畫作中夾著幾張他在寫生時的照片,笑容溫暖明媚。
“蕭逸凡,和你說話你給我裝什麼耳聾?”
顧子墨不知何時站在門口,冷冷開口:
“忘了規矩?見到我要行跪拜禮。”
這是他和他的狐朋狗友在學校給我定的規矩。
但現在,藝考已經結束。
我不再需要忍受他們的欺淩。
我徑直走過他身邊。
他愣了一下。
喊了我幾聲。
我充耳不聞。
“野種!”
父親的畫作集被他搶走,三下五除二撕得粉碎。
我瞪大了眼:“住手!”
3
施暴者總是在看到受害者痛苦的反應時,才會感到愉悅。
他得意地揚起嘴角:
“蕭......”“砰!”
我一拳砸在他臉上,揪住他的衣領將他按在地上:
“把我父親的畫作集一張一張給我拚回去。
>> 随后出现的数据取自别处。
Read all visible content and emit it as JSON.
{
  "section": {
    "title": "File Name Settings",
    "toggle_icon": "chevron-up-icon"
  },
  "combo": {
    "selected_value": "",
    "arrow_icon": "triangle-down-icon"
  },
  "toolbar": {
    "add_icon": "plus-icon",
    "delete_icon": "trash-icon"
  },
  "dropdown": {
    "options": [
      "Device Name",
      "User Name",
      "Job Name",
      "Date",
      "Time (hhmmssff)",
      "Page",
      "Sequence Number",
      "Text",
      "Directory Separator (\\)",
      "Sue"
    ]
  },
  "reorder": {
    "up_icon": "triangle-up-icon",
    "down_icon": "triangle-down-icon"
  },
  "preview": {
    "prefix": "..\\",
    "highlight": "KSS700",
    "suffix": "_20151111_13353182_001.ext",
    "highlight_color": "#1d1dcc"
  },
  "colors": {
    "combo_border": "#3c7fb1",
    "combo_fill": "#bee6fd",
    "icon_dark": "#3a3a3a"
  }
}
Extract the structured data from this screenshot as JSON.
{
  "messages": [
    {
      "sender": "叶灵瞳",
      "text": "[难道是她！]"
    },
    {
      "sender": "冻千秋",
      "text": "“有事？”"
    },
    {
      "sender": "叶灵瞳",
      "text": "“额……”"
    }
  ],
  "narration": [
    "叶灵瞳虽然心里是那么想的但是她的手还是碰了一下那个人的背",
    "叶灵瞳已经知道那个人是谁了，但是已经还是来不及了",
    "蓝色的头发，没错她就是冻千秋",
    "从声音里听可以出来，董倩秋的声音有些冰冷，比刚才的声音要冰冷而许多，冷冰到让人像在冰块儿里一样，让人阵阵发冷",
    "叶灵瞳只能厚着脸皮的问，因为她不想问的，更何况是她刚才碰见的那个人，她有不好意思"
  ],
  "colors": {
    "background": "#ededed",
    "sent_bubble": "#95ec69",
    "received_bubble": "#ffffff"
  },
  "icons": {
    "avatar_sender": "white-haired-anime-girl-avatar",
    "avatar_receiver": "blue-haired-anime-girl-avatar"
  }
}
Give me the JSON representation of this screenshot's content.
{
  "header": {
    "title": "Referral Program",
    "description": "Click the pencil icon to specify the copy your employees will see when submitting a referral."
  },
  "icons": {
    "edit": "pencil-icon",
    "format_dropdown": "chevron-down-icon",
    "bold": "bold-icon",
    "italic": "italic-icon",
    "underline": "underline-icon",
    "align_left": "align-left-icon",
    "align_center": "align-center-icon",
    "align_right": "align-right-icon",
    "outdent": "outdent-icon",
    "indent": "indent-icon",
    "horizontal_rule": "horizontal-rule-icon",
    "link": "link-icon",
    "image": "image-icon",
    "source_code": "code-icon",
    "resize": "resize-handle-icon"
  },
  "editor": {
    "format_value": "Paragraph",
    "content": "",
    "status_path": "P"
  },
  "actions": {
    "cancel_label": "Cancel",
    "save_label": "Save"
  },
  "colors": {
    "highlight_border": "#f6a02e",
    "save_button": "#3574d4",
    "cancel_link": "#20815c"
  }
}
”
“否則老子今天讓你看不到明天的太陽!”
尖銳的高跟鞋重重踹在我脊背上。
我悶哼一聲,回頭看見母親將顧子墨護在身後。
顧思遠心疼地替兒子擦拭臉上的血跡。
“今天是子墨的升學慶典!你爸就是這麼教你的嗎?跟個畜生一樣!”
看著母親厭惡的眼神,我苦笑著拿出父親的遺像放在桌上:
“父親已經走了。”
母親和顧思遠同時一愣。
我撿起破碎的畫作集在她麵前舉起來:
“你說我像畜生,但他撕碎的可是你們年輕時最美好的回憶!”
父親的每幅畫作裏都藏著一個女子的身影。
那是年輕時的母親。
那時她還需要靠聯姻來拯救林家的畫廊,那是她對父親最溫柔的時光。
直到重逢顧思遠之前,父親一直保持著創作的習慣。
看著遺像和支離破碎的畫作,母親的表情有了細微的變化。
“逸凡,你怎麼能詛咒你父親死呢?”
顧思遠突然搶過遺像:
“這遺像一看就是假的,肯定是他們父子P的圖為了騙你。”
“昨天我還看見你父親在美術館裏閑逛!”
“你胡說!”
“住口!”
母親一把奪過畫作集扔在地上:
“你們父子就這點伎倆了嗎?連裝死這種下作手段都使出來了?”
“遺像是真的!父親已經去世一周了,我昨天怎麼可能和他去美術館!”
“自從顧思遠管錢後,我們父子每月連兩千塊都沒有,拿什麼去美術館!”
“逸凡......”
顧思遠眼眶泛紅。
“你是說,我為了爭寵,不但拿你父親的生死開玩笑,還克扣你們的生活費?”
“你少在這裏裝!”
我剛要衝上前,就被母親狠狠推開。
“你鬧夠了沒有!”
她指著我怒吼:
“當初要不是你父親搶走了阿遠的機會,他怎麼會從藝術新星淪落成看門保安!”
“他本該是這個城市最耀眼的藝術家!
“是你父親欠他的!”
“我不過是在彌補這個過錯,你們父子怎麼這麼不知好歹!”
我被推倒在地,咬牙切齒:
“我父親根本欠他,是你欠他。”
“你說什麼?”母親眉頭緊皺。
我直視著她:
“當年為了救林家的畫廊。”
“你選擇了和蕭家聯姻,因此失去了你的白月光。”
“這是你自己的選擇,不是父親的錯!
“隻要你當初夠堅定,沒人能強迫你嫁給父親!
“是你自己不願意承受畫廊倒閉的痛苦,又放不下白月光。”
“不敢麵對自己的選擇帶來的後果,才把所有責任都推到父親身上!
“從來都不是父親虧欠誰,欠著你的白月光一份情的。”
“永遠是那個懦弱、自私、不敢正視內心的你!”
“啪!”
一記耳光重重落在我臉上,我的臉偏向一邊。
母親的手在發抖。
我慢慢轉回頭,冷笑:“說到你心裏的痛處了,就要動手打人了?”
“啪!”
又是一巴掌。
“蕭文淵真是瘋了!教出你這個不知天高地厚的畜生!”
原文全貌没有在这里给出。